RBC Capital has adjusted its price target on Autoliv, Inc. (NYSE: ALV) downward to $141.00 from $146.00 but left its Outperform rating intact. The firm said the revision reflects Autoliv's 2026 outlook, which RBC described as "well below consensus expectations." The guidance included a projected 1% outgrowth rate for 2026 that notably disappointed the analyst team.
Despite the weaker guidance, RBC pointed to valuation metrics that suggest the stock may still be trading attractively. Autoliv's PEG ratio sits at 0.66, indicating the company's price-to-earnings ratio is low relative to expected near-term earnings growth. The stock's current P/E ratio is 13.24, and analysts are forecasting fiscal 2026 earnings per share of $10.59.
RBC attributed the subdued outgrowth forecast largely to production dynamics in the United States. The firm noted that Autoliv's content per vehicle in the U.S. is nearly double the average content per vehicle in China, a factor it views as weighing on the company's near-term growth outlook. Given that production mix can materially affect supplier revenue, this differential was cited as a central reason for lowering the price target.
At the same time, RBC highlighted a positive development for Autoliv: a major contract win with a Chinese automaker that is producing vehicles in Europe. The analyst firm said the deal validates Autoliv's "competitive moat" and suggested Western suppliers could be beneficiaries if Chinese vehicle exports to Europe continue to expand. RBC also flagged potential upside to global production if outstanding issues under the USMCA trade agreement are resolved in July - a contingency that could improve Autoliv's production outlook.
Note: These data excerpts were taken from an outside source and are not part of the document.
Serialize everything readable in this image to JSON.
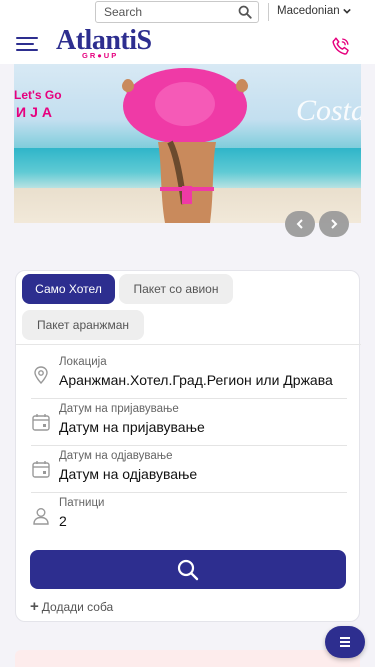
{
  "topbar": {
    "search_placeholder": "Search",
    "language": "Macedonian"
  },
  "header": {
    "logo_main": "AtlantiS",
    "logo_sub": "GR●UP"
  },
  "hero": {
    "promo_line1": "Let's Go",
    "promo_line2": "ИЈА",
    "promo_script": "Costa"
  },
  "booking": {
    "tabs": [
      {
        "label": "Само Хотел",
        "active": true
      },
      {
        "label": "Пакет со авион",
        "active": false
      },
      {
        "label": "Пакет аранжман",
        "active": false
      }
    ],
    "fields": [
      {
        "label": "Локација",
        "value": "Аранжман.Хотел.Град.Регион или Држава",
        "icon": "location-pin-icon"
      },
      {
        "label": "Датум на пријавување",
        "value": "Датум на пријавување",
        "icon": "calendar-icon"
      },
      {
        "label": "Датум на одјавување",
        "value": "Датум на одјавување",
        "icon": "calendar-icon"
      },
      {
        "label": "Патници",
        "value": "2",
        "icon": "user-icon"
      }
    ],
    "add_room": "Додади соба"
  },
  "colors": {
    "brand": "#2d2e8f",
    "accent": "#e6007e"
  }
}
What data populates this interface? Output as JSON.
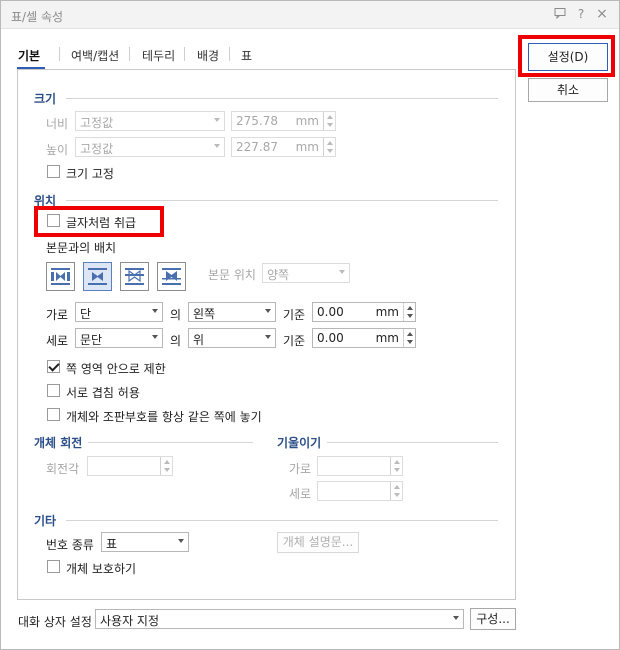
{
  "window": {
    "title": "표/셀 속성",
    "icons": [
      "chat-icon",
      "help-icon",
      "close-icon"
    ],
    "help_glyph": "?",
    "close_glyph": "×"
  },
  "tabs": [
    {
      "label": "기본",
      "active": true
    },
    {
      "label": "여백/캡션"
    },
    {
      "label": "테두리"
    },
    {
      "label": "배경"
    },
    {
      "label": "표"
    }
  ],
  "buttons": {
    "ok": "설정(D)",
    "cancel": "취소",
    "config": "구성...",
    "object_desc": "개체 설명문..."
  },
  "size": {
    "title": "크기",
    "width_label": "너비",
    "width_mode": "고정값",
    "width_value": "275.78",
    "width_unit": "mm",
    "height_label": "높이",
    "height_mode": "고정값",
    "height_value": "227.87",
    "height_unit": "mm",
    "fix_size_label": "크기 고정"
  },
  "position": {
    "title": "위치",
    "treat_as_char_label": "글자처럼 취급",
    "body_layout_label": "본문과의 배치",
    "body_position_label": "본문 위치",
    "body_position_value": "양쪽",
    "horiz_label": "가로",
    "horiz_ref": "단",
    "horiz_of": "의",
    "horiz_align": "왼쪽",
    "horiz_base_label": "기준",
    "horiz_value": "0.00",
    "horiz_unit": "mm",
    "vert_label": "세로",
    "vert_ref": "문단",
    "vert_of": "의",
    "vert_align": "위",
    "vert_base_label": "기준",
    "vert_value": "0.00",
    "vert_unit": "mm",
    "limit_to_page_label": "쪽 영역 안으로 제한",
    "allow_overlap_label": "서로 겹침 허용",
    "keep_with_anchor_label": "개체와 조판부호를 항상 같은 쪽에 놓기"
  },
  "rotation": {
    "title": "개체 회전",
    "angle_label": "회전각"
  },
  "tilt": {
    "title": "기울이기",
    "horiz_label": "가로",
    "vert_label": "세로"
  },
  "etc": {
    "title": "기타",
    "number_type_label": "번호 종류",
    "number_type_value": "표",
    "protect_label": "개체 보호하기"
  },
  "footer": {
    "dialog_setting_label": "대화 상자 설정",
    "dialog_setting_value": "사용자 지정"
  }
}
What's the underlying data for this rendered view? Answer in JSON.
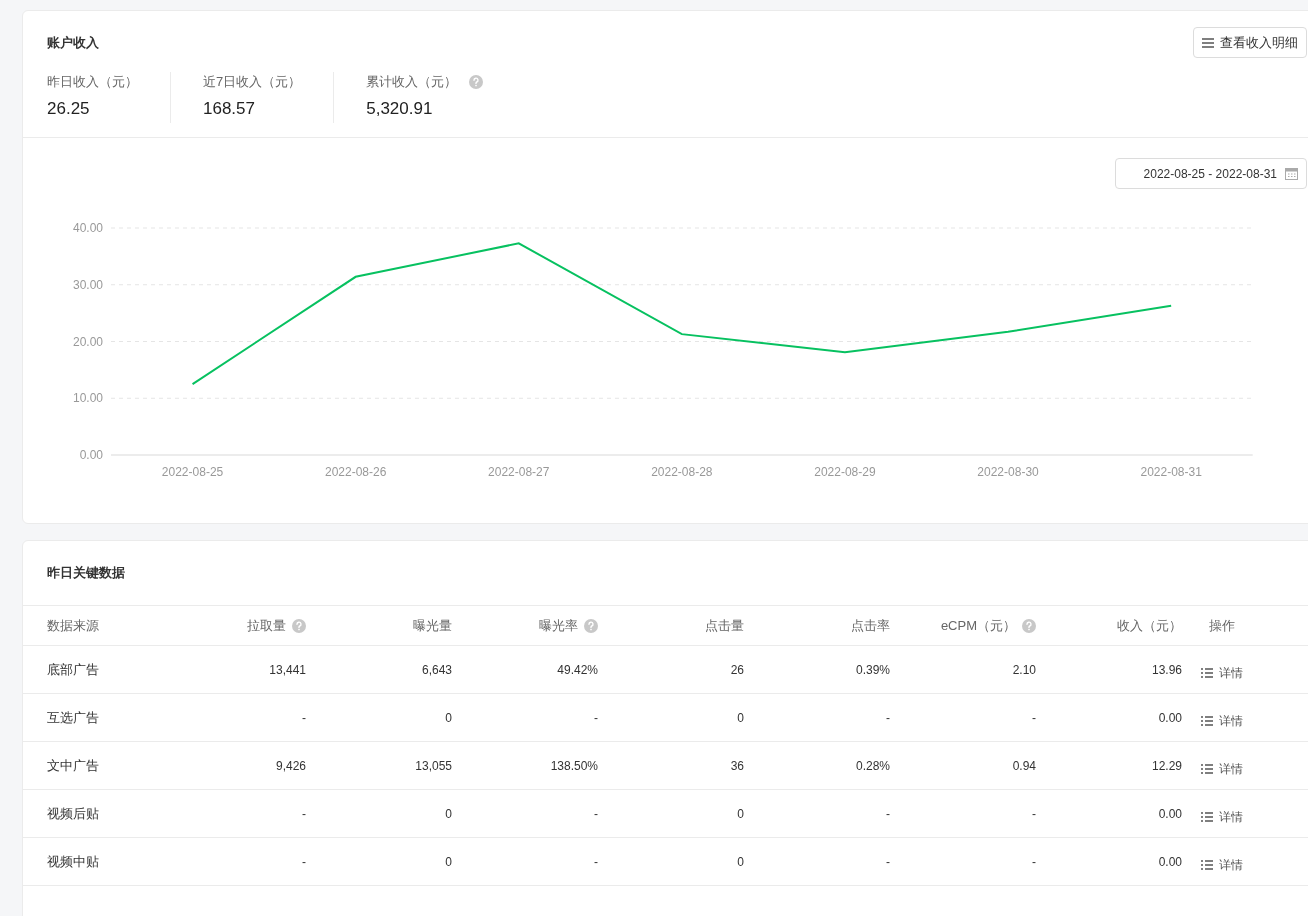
{
  "income_card": {
    "title": "账户收入",
    "detail_button": "查看收入明细",
    "stats": [
      {
        "label": "昨日收入（元）",
        "value": "26.25",
        "help": false
      },
      {
        "label": "近7日收入（元）",
        "value": "168.57",
        "help": false
      },
      {
        "label": "累计收入（元）",
        "value": "5,320.91",
        "help": true
      }
    ],
    "date_range": "2022-08-25 - 2022-08-31",
    "chart_data": {
      "type": "line",
      "categories": [
        "2022-08-25",
        "2022-08-26",
        "2022-08-27",
        "2022-08-28",
        "2022-08-29",
        "2022-08-30",
        "2022-08-31"
      ],
      "grid": true,
      "series": [
        {
          "color": "#07c160",
          "values": [
            12.5,
            31.4,
            37.3,
            21.3,
            18.1,
            21.7,
            26.3
          ]
        }
      ],
      "ylim": [
        0,
        40
      ],
      "yticks": [
        {
          "value": 0,
          "label": "0.00"
        },
        {
          "value": 10,
          "label": "10.00"
        },
        {
          "value": 20,
          "label": "20.00"
        },
        {
          "value": 30,
          "label": "30.00"
        },
        {
          "value": 40,
          "label": "40.00"
        }
      ]
    }
  },
  "key_data_card": {
    "title": "昨日关键数据",
    "table": {
      "columns": [
        {
          "label": "数据来源",
          "help": false
        },
        {
          "label": "拉取量",
          "help": true
        },
        {
          "label": "曝光量",
          "help": false
        },
        {
          "label": "曝光率",
          "help": true
        },
        {
          "label": "点击量",
          "help": false
        },
        {
          "label": "点击率",
          "help": false
        },
        {
          "label": "eCPM（元）",
          "help": true
        },
        {
          "label": "收入（元）",
          "help": false
        },
        {
          "label": "操作",
          "help": false
        }
      ],
      "rows": [
        {
          "cells": [
            "底部广告",
            "13,441",
            "6,643",
            "49.42%",
            "26",
            "0.39%",
            "2.10",
            "13.96"
          ],
          "action": "详情"
        },
        {
          "cells": [
            "互选广告",
            "-",
            "0",
            "-",
            "0",
            "-",
            "-",
            "0.00"
          ],
          "action": "详情"
        },
        {
          "cells": [
            "文中广告",
            "9,426",
            "13,055",
            "138.50%",
            "36",
            "0.28%",
            "0.94",
            "12.29"
          ],
          "action": "详情"
        },
        {
          "cells": [
            "视频后贴",
            "-",
            "0",
            "-",
            "0",
            "-",
            "-",
            "0.00"
          ],
          "action": "详情"
        },
        {
          "cells": [
            "视频中贴",
            "-",
            "0",
            "-",
            "0",
            "-",
            "-",
            "0.00"
          ],
          "action": "详情"
        }
      ]
    }
  }
}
Autoliv reported fourth-quarter 2025 results that beat expectations on both the earnings and revenue lines. The company posted EPS of $3.19 for the quarter, above the forecasted $2.90. Revenue came in at $2.82 billion versus an anticipated $2.77 billion. Those results represent a positive earnings surprise for the quarter.
Nevertheless, the stock declined in pre-market trading following the results, reflecting investor concerns about the company's future trajectory rather than its immediate financial performance. RBC noted that analysts across other firms had not yet published widespread upgrades or downgrades in reaction to the earnings report, though the quarterly beat could influence subsequent assessments.
RBC's move to trim the price target while maintaining an Outperform rating underscores a balance in the firm's view: valuation and specific competitive wins support a constructive stance, but near-term production and geographic content disparities present tangible headwinds. The potential resolution of trade issues in July and the recent European contract are cited as key factors that could help reverse the softer growth outlook.
Conclusion
RBC's adjustment to Autoliv's price target reflects caution prompted by the company's 2026 guidance, particularly the modest 1% outgrowth projection and the company's higher U.S. content per vehicle compared with China. Offsetting those concerns are a favorable PEG ratio, a recent contract that underscores competitive strengths in Europe, and the possibility of improved global production if trade issues are resolved. Investors appear to be weighing those mixed signals, as evidenced by the stock's pre-market weakness despite a quarterly earnings beat.